Billionaire Elon Musk arrived on Capitol Hill Tuesday and learned about something new — budget rescissions, an obscure legislative tool that could bring legal heft to his federal budget slashing effort and enshrine the cuts into law.

At a lunch meeting, Republican senators explained how the White House could put the billions of dollars of savings Musk has amassed into what’s called a budget rescissions package, and send it to Congress for a vote to rescind the funding. Musk seemed thrilled, they said.

“He was so happy,” said Sen. Lindsey Graham of South Carolina, the Republican chairman of the Senate Budget Committee, who is among those championing the effort. “He didn’t know.”

Sen. Josh Hawley, R-Mo., said senators seemed to be asking for “just better communication, wanting to know what’s going to happen next.”

But Hawley said, “I don’t know that anyone at the White House knows what’s going to happen next.” He said Musk’s team seems to “just kind of go from one thing to the next.”

It was Sen. Rand Paul, R-Ky., who introduced the idea of using budget rescissions during the lunch meeting.

“I love what Elon is doing. I love the cutting into waste. I love finding all the crazy crap that we’re spending overseas,” Paul said afterward. “But to make it real, to make it go beyond the moment of the day, it needs to come back in the form of a rescission package,” he said.

The libertarian-leaning senator has long stood as among the most persistent budget hawks in the Senate, one who routinely votes against federal spending bills. He said he’s planning to oppose the federal funding package that’s expected next week, which is needed to prevent a federal government shutdown when money expires March 14.

Thune and other GOP leaders did not immediately make any comments on the rescission plans.

Trump lawyer Blanche confirmed at Justice

The Republican-led Senate voted Wednesday o confirm Todd Blanche as deputy attorney general, placing President Donald Trump’s former criminal defense attorney in a key Justice Department post.

Blanche, who just months ago was defending Trump against indictments brought by the department, will be the second in command under Attorney General Pam Bondi, another close Trump ally.
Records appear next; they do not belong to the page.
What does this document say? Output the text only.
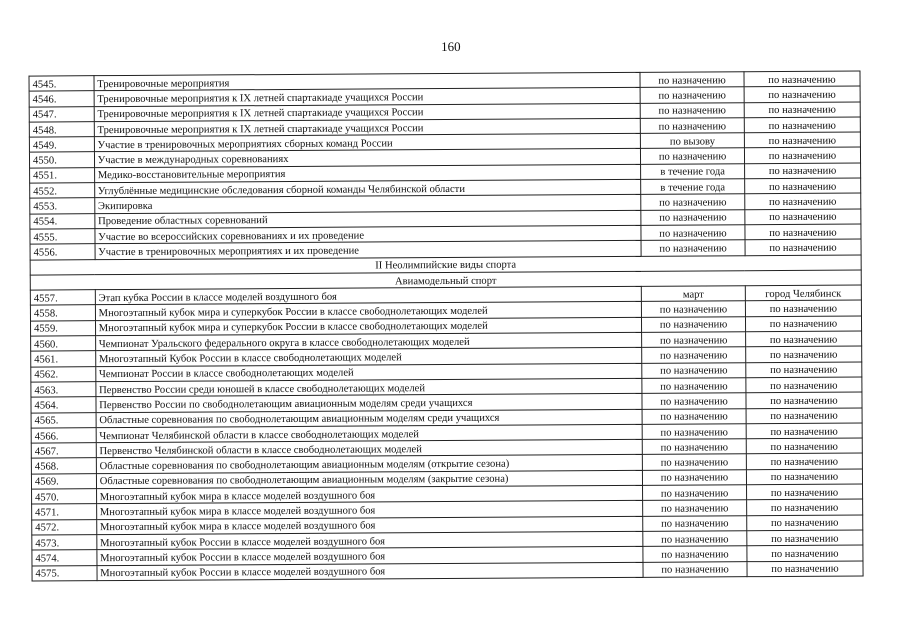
160
4545.	Тренировочные мероприятия	по назначению	по назначению
4546.	Тренировочные мероприятия к IX летней спартакиаде учащихся России	по назначению	по назначению
4547.	Тренировочные мероприятия к IX летней спартакиаде учащихся России	по назначению	по назначению
4548.	Тренировочные мероприятия к IX летней спартакиаде учащихся России	по назначению	по назначению
4549.	Участие в тренировочных мероприятиях сборных команд России	по вызову	по назначению
4550.	Участие в международных соревнованиях	по назначению	по назначению
4551.	Медико-восстановительные мероприятия	в течение года	по назначению
4552.	Углублённые медицинские обследования сборной команды Челябинской области	в течение года	по назначению
4553.	Экипировка	по назначению	по назначению
4554.	Проведение областных соревнований	по назначению	по назначению
4555.	Участие во всероссийских соревнованиях и их проведение	по назначению	по назначению
4556.	Участие в тренировочных мероприятиях и их проведение	по назначению	по назначению
II Неолимпийские виды спорта			
Авиамодельный спорт			
4557.	Этап кубка России в классе моделей воздушного боя	март	город Челябинск
4558.	Многоэтапный кубок мира и суперкубок России в классе свободнолетающих моделей	по назначению	по назначению
4559.	Многоэтапный кубок мира и суперкубок России в классе свободнолетающих моделей	по назначению	по назначению
4560.	Чемпионат Уральского федерального округа в классе свободнолетающих моделей	по назначению	по назначению
4561.	Многоэтапный Кубок России в классе свободнолетающих моделей	по назначению	по назначению
4562.	Чемпионат России в классе свободнолетающих моделей	по назначению	по назначению
4563.	Первенство России среди юношей в классе свободнолетающих моделей	по назначению	по назначению
4564.	Первенство России по свободнолетающим авиационным моделям среди учащихся	по назначению	по назначению
4565.	Областные соревнования по свободнолетающим авиационным моделям среди учащихся	по назначению	по назначению
4566.	Чемпионат Челябинской области в классе свободнолетающих моделей	по назначению	по назначению
4567.	Первенство Челябинской области в классе свободнолетающих моделей	по назначению	по назначению
4568.	Областные соревнования по свободнолетающим авиационным моделям (открытие сезона)	по назначению	по назначению
4569.	Областные соревнования по свободнолетающим авиационным моделям (закрытие сезона)	по назначению	по назначению
4570.	Многоэтапный кубок мира в классе моделей воздушного боя	по назначению	по назначению
4571.	Многоэтапный кубок мира в классе моделей воздушного боя	по назначению	по назначению
4572.	Многоэтапный кубок мира в классе моделей воздушного боя	по назначению	по назначению
4573.	Многоэтапный кубок России в классе моделей воздушного боя	по назначению	по назначению
4574.	Многоэтапный кубок России в классе моделей воздушного боя	по назначению	по назначению
4575.	Многоэтапный кубок России в классе моделей воздушного боя	по назначению	по назначению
He was confirmed in a 52-46 vote.

During his confirmation hearing, Blanche sought to assure Democrats that politics would play no role in his decisions as deputy attorney general.

Musk echoes call for Chauvin pardon in post

Elon Musk amplified podcaster Ben Shapiro’s plea for President Donald Trump to pardon former Minneapolis police officer Derek Chavin for the 2020 murder of George Floyd.

“The inciting event for the BLM riots that caused $2 billion in property damage in the United States and set America’s race relations on their worst footing in my lifetime was, in fact, the railroading of Derek Chauvin in the death of George Floyd,” Shapiro claimed.

He added that Chauvin — who’s concurrently serving a federal sentence of 21 years and 221/2 years on state charges after pleading guilty to depriving Floyd of his civil rights and being convicted by a jury of murder and manslaughter in 2021 — is actually innocent.

“Something to think about,” Musk said on X, while retweeting a clip from Shapiro’s show.

Floyd died on May 25, 2020, after Chauvin forced his knee into the man’s neck for nine minutes and 29 seconds, all while Floyd was face down, begging for help and telling officers he couldn’t breathe. Chauvin’s actions were documented on video.

But even if Trump were to pardon Chauvin, it would not affect his conviction on state charges, meaning the disgraced officer would remain behind bars despite having his federal record expunged.